CNN anchor Chris Cuomo’s former boss accused him of groping her years earlier and published his apology in an op-ed in The New York Times.

Shelley Ross, a longtime journalist who was Cuomo’s boss at ABC News nearly two decades ago, said that Cuomo sexually harassed her at a network party in 2005 while she was his executive producer.

“When Mr. Cuomo entered the Upper West Side bar, he walked toward me and greeted me with a strong bear hug while lowering one hand to firmly grab and squeeze the cheek of my buttock,” she wrote.

Ross claimed that Cuomo told her “I can do this now that you’re not longer my boss.”

“No you can’t,” she recalled telling him, adding that she pushed him away and quickly left with her husband.

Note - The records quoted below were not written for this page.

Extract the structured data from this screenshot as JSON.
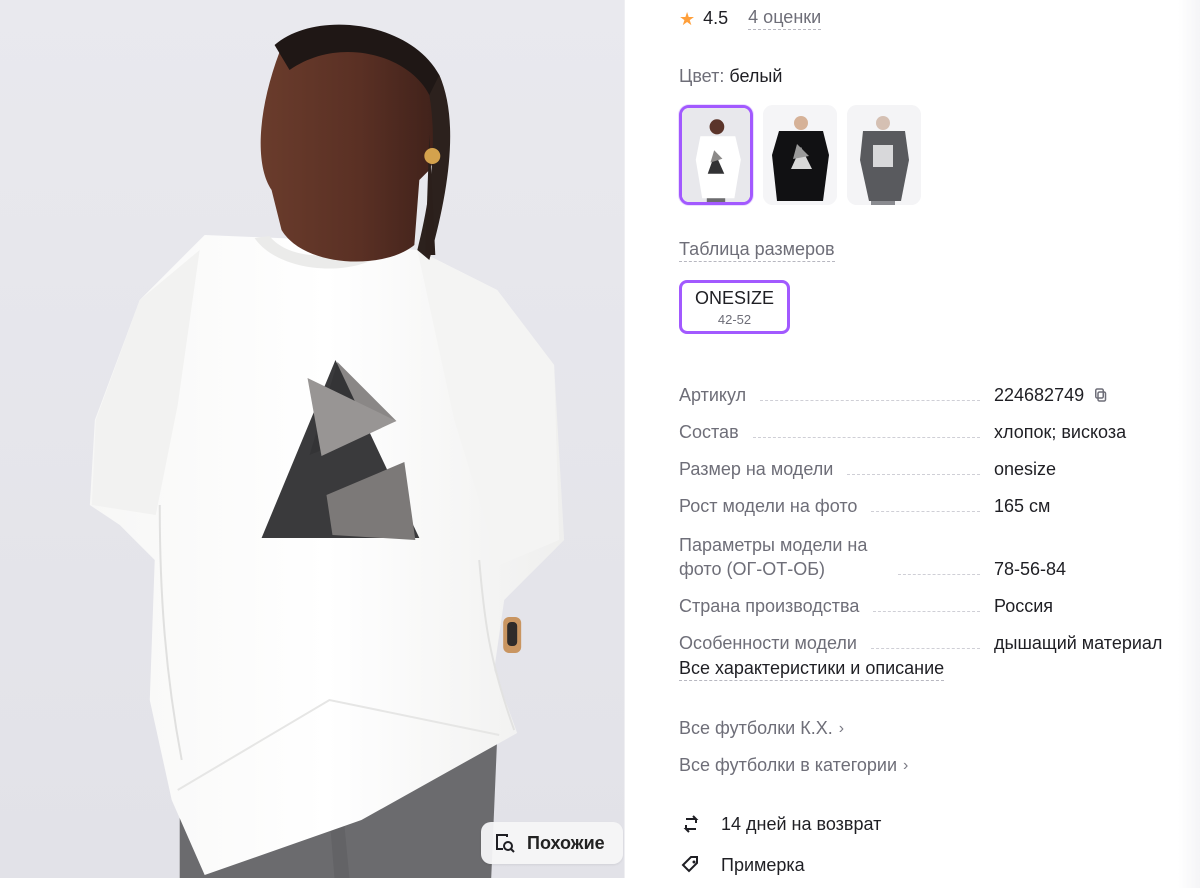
{
  "hero": {
    "similar_button_label": "Похожие",
    "icon": "search-similar-icon"
  },
  "rating": {
    "value": "4.5",
    "reviews_label": "4 оценки",
    "icon": "star-icon",
    "accent": "#ff9f3a"
  },
  "color": {
    "label": "Цвет:",
    "value": "белый",
    "swatches": [
      {
        "name": "white"
      },
      {
        "name": "black"
      },
      {
        "name": "grey"
      }
    ]
  },
  "size_table_label": "Таблица размеров",
  "size_option": {
    "main": "ONESIZE",
    "sub": "42-52",
    "selected_border": "#a259ff"
  },
  "specs": [
    {
      "label": "Артикул",
      "value": "224682749"
    },
    {
      "label": "Состав",
      "value": "хлопок; вискоза"
    },
    {
      "label": "Размер на модели",
      "value": "onesize"
    },
    {
      "label": "Рост модели на фото",
      "value": "165 см"
    },
    {
      "label": "Параметры модели на фото (ОГ-ОТ-ОБ)",
      "value": "78-56-84"
    },
    {
      "label": "Страна производства",
      "value": "Россия"
    },
    {
      "label": "Особенности модели",
      "value": "дышащий материал"
    }
  ],
  "all_specs_link": "Все характеристики и описание",
  "links": {
    "brand": "Все футболки К.Х.",
    "category": "Все футболки в категории"
  },
  "features": {
    "return": "14 дней на возврат",
    "tryon": "Примерка"
  },
  "icons": {
    "copy": "copy-icon",
    "return": "refresh-icon",
    "tryon": "tag-icon",
    "chevron": "chevron-right-icon"
  }
}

Cuomo issued a statement to the Times.

“As Shelley acknowledges, our interaction was not sexual in nature,” he said. “It happened 16 years ago in a public setting when she was a top executive at ABC. I apologized to her then, and I meant it.”

Apology email:

Ross published an email she received from Cuomo after the incident with the subject line “now that I think of it… I am ashamed.”

Cuomo wrote that his “hearty greeting was a function of being glad to see you.” But he then noted that actor Christian Slater had gotten arrested for a similar act and “as a husband I can empathize with not liking to see my wife patted as such.”

“So pass along my apology to your very good and noble husband… and I apologize to you as well, for even putting you in such a position,” he wrote. “next time, I will remember the lesson.”

“My question today is the same as it was then: Was he ashamed of what he did, or was he embarrassed because my husband saw it?” Ross wrote in the op-ed.

Ross wants Cuomo to use platform for good:

Ross said she has no grudge against the anchor and does not want him to lose his job.

“Rather, this is an opportunity for him and his employer to show what accountability can look like in the MeToo era,” she wrote, citing Cuomo’s involvement in his brother’s sexual harassment scandal.

“I’m not asking for Mr. Cuomo to become the next casualty in this continuing terrible story,” she wrote. “I hope he stays at CNN forever if he chooses. I would, however, like to see him journalistically repent: agree on air to study the impact of sexism, harassment and gender bias in the workplace, including his own, and then report on it.”